A MOST WANTED MAN (R) There’s no escaping the pervasive melancholy at the center of the spy thriller, A Most Wanted Man. Much of that has to do with the serious, at times somber tone of the story, based on the novel by John le Carré and directed by Anton Corbijn (Control; The American). But it’s the late Philip Seymour Hoffman’s performance, his last leading role, that casts a sad, tragic pall over the proceedings. We will never get another great role from him. There is also, however, a quiet, subtle joy embedded in his performance, too. Although Hoffman’s character, a troubled yet brilliant German intelligence agent named Günther Bachmann, is dour and physically in decline, Hoffman’s under-played but insightful performance is magnificent to watch. Despite his own personal issues away from the camera lens (he died of a drug overdose in February at the age of 46), Hoffman’s presence in A Most Wanted Man shows that he was still at the top of his game. It’s one of his finest performances.

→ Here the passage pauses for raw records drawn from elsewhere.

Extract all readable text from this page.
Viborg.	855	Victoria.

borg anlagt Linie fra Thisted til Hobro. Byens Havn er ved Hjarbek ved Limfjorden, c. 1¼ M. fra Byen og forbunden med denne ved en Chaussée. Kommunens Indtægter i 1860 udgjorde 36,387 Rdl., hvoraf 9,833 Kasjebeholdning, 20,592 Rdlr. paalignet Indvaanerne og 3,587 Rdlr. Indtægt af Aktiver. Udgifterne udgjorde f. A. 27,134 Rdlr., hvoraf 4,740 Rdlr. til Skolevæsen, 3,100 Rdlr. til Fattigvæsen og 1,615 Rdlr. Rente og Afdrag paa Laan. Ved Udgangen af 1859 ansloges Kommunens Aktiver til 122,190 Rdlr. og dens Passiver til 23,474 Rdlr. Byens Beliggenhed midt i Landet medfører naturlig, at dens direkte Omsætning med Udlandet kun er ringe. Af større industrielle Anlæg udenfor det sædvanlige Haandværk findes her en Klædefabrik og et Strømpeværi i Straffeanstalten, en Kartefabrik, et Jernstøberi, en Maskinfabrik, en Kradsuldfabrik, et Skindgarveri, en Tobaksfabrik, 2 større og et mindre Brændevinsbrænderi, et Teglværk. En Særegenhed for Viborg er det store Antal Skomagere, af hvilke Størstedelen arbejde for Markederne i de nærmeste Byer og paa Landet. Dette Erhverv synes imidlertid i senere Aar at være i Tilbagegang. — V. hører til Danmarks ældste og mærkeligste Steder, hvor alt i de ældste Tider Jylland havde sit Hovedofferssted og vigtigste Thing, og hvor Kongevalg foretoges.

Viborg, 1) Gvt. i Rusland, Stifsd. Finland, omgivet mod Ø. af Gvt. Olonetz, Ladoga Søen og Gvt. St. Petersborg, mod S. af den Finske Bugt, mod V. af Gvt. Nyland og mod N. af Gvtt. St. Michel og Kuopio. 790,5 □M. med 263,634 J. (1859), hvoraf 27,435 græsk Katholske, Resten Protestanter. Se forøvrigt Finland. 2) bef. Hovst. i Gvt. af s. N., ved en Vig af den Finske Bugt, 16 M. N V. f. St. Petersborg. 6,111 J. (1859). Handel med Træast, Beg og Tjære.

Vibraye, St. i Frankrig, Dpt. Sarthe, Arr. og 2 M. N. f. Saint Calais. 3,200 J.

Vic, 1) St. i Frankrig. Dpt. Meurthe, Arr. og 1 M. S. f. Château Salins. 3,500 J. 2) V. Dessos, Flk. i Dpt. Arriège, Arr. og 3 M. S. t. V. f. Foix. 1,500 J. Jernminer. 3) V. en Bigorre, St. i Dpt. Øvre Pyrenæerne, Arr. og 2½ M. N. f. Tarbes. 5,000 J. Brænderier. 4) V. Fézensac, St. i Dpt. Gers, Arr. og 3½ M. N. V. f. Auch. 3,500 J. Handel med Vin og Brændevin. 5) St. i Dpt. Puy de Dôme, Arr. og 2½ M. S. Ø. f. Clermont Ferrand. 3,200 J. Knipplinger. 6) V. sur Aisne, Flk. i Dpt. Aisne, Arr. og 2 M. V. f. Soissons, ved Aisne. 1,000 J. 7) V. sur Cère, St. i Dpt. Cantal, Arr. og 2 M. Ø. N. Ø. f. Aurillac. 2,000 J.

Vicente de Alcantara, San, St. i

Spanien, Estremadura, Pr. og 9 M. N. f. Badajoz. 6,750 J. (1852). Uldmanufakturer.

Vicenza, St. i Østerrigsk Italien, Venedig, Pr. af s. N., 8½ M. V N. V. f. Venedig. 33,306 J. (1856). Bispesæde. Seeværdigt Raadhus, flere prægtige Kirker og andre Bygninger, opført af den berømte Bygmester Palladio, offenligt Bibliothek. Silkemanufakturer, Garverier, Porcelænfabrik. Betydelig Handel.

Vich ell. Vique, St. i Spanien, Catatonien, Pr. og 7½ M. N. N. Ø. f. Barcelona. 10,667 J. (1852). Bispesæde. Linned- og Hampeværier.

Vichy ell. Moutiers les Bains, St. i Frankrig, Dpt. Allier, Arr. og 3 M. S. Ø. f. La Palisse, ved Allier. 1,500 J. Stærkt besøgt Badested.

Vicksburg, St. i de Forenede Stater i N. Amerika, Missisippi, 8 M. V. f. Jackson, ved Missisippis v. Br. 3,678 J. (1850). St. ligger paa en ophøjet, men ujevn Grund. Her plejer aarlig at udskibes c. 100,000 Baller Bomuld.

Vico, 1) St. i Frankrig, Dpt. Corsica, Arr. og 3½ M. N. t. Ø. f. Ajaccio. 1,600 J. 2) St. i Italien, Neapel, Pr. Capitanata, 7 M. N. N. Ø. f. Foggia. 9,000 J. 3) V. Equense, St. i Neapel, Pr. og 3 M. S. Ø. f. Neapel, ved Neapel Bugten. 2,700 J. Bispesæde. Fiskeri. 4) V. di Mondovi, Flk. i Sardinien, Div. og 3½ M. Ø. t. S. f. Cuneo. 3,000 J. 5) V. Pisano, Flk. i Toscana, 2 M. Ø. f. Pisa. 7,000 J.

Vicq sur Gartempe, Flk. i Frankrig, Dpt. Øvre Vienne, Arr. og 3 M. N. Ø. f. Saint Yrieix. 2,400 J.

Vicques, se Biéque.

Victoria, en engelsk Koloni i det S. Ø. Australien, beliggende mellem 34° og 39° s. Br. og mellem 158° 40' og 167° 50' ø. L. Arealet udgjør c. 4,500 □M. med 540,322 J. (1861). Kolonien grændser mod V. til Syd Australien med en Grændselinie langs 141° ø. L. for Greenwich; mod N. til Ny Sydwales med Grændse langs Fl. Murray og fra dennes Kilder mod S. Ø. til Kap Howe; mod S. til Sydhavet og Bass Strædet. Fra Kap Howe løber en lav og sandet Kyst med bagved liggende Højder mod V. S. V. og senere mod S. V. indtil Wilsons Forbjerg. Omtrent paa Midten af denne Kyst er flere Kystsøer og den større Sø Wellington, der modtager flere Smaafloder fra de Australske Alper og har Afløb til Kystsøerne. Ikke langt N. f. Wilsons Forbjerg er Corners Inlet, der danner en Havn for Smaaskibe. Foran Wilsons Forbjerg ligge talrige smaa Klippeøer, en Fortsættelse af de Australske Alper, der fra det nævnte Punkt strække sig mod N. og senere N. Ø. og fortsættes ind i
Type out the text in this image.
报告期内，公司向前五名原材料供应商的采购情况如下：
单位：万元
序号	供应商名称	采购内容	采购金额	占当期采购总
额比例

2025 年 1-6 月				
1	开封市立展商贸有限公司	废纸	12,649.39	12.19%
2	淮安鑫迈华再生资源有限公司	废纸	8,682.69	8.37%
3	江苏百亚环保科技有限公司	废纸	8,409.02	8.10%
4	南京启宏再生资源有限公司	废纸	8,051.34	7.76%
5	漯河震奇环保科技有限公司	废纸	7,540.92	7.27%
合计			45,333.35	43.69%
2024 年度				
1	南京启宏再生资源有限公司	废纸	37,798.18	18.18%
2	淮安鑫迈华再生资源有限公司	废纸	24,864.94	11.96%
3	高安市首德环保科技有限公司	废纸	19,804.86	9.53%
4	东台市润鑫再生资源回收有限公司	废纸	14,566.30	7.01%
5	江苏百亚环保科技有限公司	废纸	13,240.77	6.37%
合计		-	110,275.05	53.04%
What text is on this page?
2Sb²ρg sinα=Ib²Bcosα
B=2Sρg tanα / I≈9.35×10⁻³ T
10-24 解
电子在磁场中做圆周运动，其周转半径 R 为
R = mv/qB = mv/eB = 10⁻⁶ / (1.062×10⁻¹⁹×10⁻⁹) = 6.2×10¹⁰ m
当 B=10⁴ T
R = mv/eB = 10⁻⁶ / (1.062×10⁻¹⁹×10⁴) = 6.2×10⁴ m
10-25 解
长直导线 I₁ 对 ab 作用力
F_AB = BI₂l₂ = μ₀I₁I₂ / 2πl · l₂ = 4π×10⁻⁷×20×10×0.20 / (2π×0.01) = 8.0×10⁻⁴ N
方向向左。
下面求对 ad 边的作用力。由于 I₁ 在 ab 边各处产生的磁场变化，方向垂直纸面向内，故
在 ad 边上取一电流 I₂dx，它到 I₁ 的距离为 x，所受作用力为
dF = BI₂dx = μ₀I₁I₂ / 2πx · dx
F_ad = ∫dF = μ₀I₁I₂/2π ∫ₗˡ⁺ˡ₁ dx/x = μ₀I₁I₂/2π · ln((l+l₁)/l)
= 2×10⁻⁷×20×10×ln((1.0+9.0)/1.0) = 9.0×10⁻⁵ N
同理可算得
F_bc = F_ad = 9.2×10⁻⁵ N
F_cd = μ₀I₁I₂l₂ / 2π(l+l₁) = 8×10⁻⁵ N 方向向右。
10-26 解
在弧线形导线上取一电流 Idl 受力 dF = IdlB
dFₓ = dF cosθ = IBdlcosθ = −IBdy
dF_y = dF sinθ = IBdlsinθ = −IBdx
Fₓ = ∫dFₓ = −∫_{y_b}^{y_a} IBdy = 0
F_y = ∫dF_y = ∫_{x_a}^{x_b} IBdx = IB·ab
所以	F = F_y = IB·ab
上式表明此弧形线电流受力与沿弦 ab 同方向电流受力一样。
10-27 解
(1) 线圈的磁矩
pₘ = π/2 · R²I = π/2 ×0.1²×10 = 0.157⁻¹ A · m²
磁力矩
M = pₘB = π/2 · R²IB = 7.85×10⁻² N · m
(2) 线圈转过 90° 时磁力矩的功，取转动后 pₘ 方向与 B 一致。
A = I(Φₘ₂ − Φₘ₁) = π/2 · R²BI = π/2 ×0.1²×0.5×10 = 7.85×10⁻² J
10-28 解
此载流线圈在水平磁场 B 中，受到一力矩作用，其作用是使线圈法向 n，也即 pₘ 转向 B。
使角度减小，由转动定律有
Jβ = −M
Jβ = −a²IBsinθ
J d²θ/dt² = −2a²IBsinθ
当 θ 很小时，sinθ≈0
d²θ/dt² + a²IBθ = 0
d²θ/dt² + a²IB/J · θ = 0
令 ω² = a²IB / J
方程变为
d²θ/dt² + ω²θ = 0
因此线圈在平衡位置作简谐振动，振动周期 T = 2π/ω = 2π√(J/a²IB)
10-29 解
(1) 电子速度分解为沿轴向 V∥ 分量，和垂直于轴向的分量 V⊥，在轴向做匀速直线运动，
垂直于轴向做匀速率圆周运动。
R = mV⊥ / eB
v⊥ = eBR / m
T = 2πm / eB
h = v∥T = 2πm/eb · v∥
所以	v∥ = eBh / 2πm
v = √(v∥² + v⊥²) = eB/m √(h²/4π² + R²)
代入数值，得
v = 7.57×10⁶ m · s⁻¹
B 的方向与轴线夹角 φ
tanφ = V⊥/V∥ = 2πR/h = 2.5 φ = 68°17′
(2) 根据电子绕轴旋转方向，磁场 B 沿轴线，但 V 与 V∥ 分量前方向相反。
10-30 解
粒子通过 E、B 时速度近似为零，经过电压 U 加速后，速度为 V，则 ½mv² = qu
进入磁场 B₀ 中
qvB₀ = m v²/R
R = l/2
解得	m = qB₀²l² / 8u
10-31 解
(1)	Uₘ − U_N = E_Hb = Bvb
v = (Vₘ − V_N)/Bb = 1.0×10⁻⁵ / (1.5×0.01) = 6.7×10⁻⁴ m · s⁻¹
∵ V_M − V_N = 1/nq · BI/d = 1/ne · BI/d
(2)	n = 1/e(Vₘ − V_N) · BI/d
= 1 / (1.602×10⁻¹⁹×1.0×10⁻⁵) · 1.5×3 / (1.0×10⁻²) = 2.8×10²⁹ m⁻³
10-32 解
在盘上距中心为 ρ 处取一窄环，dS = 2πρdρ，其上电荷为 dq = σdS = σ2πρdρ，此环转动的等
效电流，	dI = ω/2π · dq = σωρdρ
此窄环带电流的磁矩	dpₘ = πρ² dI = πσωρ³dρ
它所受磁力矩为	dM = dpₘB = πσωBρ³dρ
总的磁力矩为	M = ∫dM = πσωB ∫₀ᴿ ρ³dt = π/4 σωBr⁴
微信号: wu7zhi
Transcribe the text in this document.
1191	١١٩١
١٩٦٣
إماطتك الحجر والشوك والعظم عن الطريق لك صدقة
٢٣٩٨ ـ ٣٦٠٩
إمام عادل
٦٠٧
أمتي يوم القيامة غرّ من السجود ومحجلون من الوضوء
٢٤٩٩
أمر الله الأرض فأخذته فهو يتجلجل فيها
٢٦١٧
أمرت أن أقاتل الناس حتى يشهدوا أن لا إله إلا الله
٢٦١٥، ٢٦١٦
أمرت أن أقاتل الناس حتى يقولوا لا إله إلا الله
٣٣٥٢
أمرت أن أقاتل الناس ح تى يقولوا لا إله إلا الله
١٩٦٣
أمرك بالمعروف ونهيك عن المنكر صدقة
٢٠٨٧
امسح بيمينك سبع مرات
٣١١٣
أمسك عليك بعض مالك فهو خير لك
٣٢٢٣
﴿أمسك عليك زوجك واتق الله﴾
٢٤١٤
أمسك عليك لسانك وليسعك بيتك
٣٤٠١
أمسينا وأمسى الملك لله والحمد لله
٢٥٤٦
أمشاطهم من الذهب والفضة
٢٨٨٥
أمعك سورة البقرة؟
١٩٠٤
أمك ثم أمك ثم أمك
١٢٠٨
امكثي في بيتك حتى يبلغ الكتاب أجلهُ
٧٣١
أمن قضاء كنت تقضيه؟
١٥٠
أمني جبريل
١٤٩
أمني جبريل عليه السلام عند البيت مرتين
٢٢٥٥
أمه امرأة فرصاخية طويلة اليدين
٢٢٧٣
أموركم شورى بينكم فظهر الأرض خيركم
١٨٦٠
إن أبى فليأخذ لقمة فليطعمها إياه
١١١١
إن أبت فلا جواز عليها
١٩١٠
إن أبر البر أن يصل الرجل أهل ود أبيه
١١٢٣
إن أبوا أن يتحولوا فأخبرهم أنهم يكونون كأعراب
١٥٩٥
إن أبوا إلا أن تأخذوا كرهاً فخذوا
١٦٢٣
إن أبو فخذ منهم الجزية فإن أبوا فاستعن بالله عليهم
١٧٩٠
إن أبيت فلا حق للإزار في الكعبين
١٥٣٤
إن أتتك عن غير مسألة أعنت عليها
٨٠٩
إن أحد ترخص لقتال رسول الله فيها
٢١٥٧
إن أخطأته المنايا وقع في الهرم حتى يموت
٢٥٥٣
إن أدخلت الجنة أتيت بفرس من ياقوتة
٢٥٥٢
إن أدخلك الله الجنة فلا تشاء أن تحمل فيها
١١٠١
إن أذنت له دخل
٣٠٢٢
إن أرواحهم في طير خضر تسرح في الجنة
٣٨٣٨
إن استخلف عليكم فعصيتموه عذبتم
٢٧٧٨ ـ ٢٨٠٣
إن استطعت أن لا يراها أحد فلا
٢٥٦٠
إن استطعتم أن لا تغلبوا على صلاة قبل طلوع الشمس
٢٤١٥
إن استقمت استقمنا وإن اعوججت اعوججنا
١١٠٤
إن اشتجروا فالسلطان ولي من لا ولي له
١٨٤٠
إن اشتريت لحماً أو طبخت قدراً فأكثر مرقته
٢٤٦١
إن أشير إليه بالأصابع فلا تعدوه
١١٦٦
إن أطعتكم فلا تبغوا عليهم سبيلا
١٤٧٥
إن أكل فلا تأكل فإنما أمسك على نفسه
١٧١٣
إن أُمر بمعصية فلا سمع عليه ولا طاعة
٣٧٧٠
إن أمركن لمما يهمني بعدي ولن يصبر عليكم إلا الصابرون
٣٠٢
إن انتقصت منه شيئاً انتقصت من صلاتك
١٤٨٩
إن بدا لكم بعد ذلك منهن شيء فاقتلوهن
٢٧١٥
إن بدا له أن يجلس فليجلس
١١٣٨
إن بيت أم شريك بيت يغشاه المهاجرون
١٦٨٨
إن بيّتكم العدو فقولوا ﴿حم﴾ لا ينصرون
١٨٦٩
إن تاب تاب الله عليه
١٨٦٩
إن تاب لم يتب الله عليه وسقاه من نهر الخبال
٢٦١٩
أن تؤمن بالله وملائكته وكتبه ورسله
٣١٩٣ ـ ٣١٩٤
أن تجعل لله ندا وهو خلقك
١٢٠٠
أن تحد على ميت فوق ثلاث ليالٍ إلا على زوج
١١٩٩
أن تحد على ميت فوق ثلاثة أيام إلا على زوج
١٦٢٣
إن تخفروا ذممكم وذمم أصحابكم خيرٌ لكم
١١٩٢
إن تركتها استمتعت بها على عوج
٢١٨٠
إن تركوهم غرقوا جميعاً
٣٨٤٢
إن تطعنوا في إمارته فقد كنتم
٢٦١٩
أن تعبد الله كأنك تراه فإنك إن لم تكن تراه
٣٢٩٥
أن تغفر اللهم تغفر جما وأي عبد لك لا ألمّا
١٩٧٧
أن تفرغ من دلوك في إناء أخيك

A Chechen Muslim immigrant, Karpov (Grigoriy Dobrygin), illegally arrives in Hamburg and immediately sets off alarm bells with the intelligence community. Hamburg was where the 9/11 terrorists lived for a time and planned the attacks. Bachmann, forced to work in Hamburg as bureaucratic punishment after an assignment went awry, and his crew of anti-terrorist agents are determined to crack Karpov and get to the truth of why he’s in the city. Bachmann, however, is not the only person interested in the mysterious, world-weary Karpov. A human-rights lawyer (Rachel McAdams) wants to keep Bachmann and a CIA agent (Robin Wright) away from him, and a secretive banker (Willem Dafoe) has longstanding business dealings with the Chechen. Bachmann and his operatives, played by Nina Hoss and Daniel Bruhl, believe that the haunted Karpov is possibly only a pawn in a much bigger and deadlier spy game involving an Arab philanthropist (Homayoun Ershadi), who proselytizes for moderate Islam, and who Bachmann believes may actually be bankrolling terrorists. But there’s also the theory that Karpov is not a terrorist at all.

Corbijn’s third feature is cold and stylishly calculating. It’s always riveting, although viewers expecting big action sequences à la the Bourne series will be seriously disappointed. This is a slow burner and a worthy companion piece to the excellent 2011 le Carré Tinker Tailor Soldier Spy, starring Gary Oldman.